SAVANNAH, GA (WTOC) - More than 1,500 people from around the country are in Savannah for the 26th annual Congress for the New Urbanism.
Architects, developers, and officials from other cities are travelling to the Hostess City to learn how to improve the quality of life in their communities.
The Congress for the New Urbanism says the city of Savannah exemplifies great urbanism and design.
"People from all over the country and around 30 different countries want to come here to study the squares, the street grid, walkability, and the historic district," Congress for the New Urbanism President and CEO Lynn Richards says.
Throughout the next three days, there will be more than 100 sessions and tours. Planners, architects, and developers from around the world will meet to discuss issues such as urbanism for small towns and cities, social equity, and the challenges of getting great places built.
This year, they'll focus on small to medium cities. Richards says designing new concepts for smaller cities can be tough.
"How do you grow and develop a vibrant downtown when your rate of growth is so much smaller than San Francisco."
During the convention, several national and local speakers will present information concerning urbanism. Attendees will also get to hear about the City of Savannah's 2033 downtown plan and community improvements which could be coming to both the east side of Savannah, as well as the south side.
On Tuesday, community leaders and participants of this year's convention met ahead of the convention to discuss the future vision for Savannah's downtown. Local leaders are working on a 2033 plan because that's the year Savannah will celebrate its 300th birthday.

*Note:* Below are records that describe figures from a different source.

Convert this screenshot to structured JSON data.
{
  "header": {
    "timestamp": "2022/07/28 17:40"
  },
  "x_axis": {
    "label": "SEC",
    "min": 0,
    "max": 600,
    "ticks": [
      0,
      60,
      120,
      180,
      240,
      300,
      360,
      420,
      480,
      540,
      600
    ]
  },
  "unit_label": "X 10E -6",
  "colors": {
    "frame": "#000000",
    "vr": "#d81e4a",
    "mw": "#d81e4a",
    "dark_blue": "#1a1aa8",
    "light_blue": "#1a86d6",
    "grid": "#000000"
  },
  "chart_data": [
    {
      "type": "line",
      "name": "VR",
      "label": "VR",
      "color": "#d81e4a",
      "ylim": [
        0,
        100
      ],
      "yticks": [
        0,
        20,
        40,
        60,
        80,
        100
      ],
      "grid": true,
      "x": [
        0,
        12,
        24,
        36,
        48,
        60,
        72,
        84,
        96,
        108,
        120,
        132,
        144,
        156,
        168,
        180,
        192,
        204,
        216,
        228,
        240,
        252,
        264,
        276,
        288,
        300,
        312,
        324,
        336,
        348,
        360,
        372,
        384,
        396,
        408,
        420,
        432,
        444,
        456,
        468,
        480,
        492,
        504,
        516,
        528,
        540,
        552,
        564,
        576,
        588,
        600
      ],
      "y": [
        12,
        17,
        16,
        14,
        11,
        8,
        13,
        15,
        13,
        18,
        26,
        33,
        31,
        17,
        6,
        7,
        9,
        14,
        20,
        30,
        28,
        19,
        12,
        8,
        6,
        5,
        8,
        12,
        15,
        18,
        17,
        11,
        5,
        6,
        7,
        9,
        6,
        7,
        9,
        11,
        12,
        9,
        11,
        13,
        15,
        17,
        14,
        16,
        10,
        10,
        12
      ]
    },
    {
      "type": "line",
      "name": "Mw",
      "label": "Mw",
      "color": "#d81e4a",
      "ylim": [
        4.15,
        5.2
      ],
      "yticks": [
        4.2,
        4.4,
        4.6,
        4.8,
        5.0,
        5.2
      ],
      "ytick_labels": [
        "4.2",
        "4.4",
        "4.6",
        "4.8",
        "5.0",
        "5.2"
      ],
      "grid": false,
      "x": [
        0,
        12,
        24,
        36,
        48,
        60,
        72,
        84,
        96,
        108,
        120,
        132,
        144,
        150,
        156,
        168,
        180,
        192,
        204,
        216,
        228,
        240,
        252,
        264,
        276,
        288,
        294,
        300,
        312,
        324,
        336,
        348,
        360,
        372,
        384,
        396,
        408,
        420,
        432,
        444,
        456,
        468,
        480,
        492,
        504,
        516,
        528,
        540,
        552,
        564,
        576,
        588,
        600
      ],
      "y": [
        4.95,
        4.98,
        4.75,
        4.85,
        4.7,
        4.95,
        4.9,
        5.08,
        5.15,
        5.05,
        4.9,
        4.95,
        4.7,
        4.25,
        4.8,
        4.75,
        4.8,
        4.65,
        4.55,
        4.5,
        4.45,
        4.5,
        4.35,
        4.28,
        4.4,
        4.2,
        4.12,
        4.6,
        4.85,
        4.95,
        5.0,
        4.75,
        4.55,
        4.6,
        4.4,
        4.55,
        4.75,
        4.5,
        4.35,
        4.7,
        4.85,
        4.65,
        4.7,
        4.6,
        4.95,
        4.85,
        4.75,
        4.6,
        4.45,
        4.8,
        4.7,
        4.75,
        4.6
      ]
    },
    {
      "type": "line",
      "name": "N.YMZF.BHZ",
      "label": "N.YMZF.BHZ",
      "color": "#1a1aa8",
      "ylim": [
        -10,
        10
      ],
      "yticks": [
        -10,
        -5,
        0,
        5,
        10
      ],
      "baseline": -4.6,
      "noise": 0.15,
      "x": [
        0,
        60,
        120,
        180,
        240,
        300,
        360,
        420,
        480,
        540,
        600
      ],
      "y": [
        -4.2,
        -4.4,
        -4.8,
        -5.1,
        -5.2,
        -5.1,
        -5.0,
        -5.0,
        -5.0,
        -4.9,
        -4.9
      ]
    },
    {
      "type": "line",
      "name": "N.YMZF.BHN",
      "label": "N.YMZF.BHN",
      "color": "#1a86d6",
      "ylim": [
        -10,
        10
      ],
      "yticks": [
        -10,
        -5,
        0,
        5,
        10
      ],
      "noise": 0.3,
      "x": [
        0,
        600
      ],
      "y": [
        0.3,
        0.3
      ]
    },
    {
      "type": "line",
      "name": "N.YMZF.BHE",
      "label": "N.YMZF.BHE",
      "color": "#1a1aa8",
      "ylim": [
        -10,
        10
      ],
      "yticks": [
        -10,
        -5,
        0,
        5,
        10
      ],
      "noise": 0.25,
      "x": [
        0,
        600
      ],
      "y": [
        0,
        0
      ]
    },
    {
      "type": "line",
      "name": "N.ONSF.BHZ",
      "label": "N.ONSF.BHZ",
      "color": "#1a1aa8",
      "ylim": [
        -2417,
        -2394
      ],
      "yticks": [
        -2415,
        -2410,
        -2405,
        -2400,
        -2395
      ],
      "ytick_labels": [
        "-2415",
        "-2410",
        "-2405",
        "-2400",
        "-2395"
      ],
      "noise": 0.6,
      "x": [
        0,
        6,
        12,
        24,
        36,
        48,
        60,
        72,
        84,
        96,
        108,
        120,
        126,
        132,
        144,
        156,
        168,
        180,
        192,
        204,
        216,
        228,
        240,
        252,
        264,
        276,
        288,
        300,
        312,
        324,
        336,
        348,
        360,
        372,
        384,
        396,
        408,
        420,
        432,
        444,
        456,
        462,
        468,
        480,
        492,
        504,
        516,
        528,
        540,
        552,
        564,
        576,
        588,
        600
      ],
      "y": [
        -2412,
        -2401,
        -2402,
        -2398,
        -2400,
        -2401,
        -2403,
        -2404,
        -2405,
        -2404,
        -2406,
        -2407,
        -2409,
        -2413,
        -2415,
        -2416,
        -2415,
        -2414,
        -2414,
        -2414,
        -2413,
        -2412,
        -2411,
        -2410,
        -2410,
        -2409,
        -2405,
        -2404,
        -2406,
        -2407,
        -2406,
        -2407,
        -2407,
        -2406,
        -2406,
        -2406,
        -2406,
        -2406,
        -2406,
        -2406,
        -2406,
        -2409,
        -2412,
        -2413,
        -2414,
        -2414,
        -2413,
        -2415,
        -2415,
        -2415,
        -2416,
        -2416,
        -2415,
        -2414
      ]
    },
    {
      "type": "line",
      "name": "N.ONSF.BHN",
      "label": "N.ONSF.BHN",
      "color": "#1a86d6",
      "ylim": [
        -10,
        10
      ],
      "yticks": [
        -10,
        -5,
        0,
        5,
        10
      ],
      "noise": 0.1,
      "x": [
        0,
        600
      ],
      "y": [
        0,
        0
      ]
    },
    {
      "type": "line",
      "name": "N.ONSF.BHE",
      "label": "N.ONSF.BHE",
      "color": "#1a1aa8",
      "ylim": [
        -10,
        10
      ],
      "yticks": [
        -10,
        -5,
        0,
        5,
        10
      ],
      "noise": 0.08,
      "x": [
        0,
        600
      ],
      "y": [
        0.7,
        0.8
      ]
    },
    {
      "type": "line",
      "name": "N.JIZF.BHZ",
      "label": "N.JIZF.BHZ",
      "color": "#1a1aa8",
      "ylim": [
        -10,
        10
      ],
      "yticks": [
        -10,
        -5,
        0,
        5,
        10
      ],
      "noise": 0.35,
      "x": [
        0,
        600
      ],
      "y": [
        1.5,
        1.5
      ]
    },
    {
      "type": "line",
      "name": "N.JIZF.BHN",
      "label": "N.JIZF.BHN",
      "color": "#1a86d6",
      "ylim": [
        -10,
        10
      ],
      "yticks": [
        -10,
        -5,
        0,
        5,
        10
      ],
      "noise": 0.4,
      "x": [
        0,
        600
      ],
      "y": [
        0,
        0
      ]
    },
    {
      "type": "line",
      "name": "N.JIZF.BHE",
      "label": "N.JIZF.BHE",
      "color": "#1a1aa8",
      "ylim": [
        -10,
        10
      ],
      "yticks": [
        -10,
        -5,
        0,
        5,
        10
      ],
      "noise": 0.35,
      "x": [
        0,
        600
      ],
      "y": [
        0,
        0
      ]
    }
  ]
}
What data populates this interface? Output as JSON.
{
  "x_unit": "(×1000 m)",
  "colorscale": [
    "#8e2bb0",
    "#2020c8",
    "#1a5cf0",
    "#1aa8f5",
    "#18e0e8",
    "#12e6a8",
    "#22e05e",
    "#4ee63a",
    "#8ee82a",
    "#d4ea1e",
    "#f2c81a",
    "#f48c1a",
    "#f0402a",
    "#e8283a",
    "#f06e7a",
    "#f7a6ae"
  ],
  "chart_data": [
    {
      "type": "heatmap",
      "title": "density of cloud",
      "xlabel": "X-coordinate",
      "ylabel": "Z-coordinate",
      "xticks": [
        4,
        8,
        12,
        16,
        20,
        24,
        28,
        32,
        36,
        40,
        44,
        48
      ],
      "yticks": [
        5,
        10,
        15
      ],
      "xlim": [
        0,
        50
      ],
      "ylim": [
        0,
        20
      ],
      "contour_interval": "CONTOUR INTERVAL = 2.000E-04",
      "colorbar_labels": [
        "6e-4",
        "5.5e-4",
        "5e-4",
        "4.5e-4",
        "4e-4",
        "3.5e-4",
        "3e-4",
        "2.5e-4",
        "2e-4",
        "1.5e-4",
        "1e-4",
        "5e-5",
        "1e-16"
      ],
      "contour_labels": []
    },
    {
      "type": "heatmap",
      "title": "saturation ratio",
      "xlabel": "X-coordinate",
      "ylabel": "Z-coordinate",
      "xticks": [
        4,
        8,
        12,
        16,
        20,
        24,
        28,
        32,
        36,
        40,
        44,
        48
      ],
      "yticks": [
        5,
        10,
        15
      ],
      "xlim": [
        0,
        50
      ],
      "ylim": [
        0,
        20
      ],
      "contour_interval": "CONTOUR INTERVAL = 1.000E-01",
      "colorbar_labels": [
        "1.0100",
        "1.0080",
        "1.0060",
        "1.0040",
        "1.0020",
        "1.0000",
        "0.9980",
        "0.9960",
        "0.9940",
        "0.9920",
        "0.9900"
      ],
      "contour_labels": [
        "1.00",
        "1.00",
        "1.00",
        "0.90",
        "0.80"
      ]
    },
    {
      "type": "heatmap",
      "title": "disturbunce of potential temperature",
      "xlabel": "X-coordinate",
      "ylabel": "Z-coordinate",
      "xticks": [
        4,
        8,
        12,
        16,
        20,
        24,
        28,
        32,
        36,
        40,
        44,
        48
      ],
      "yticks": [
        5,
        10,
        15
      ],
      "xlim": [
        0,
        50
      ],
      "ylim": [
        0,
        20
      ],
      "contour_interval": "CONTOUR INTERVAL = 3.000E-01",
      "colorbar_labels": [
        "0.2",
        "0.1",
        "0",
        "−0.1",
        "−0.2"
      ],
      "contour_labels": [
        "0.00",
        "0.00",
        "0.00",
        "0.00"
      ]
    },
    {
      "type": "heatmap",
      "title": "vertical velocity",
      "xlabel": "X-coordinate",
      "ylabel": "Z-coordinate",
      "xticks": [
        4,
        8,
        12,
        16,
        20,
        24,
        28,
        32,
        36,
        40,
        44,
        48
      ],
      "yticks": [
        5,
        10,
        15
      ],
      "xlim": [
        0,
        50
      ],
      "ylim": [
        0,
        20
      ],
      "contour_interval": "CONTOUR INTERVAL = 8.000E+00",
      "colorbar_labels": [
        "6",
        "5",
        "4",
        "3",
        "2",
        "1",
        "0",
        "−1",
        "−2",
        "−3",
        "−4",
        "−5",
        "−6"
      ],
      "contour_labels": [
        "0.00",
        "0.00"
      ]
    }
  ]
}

Ana Colsta is studying to be an urban designer at Boise State University. She's in Savannah for the first time to learn more about her future career field.
"Savannah seems to be the perfect place to be right now. I think I'm going to see a lot and learn a lot," Colstas says.
This year, there's an opportunity for the public to be a part of the convention. There are several free public events for Savannah residents . Event details can be found here.
"This is a chance to dialogue and have a conversation like 'I don't like the idea of bike lanes' or 'Why do I have to give up my parking space?' Let's have these conversations. If we continue to have these conversations among the urban designers , we're not going to move the conversation forward," Richards says.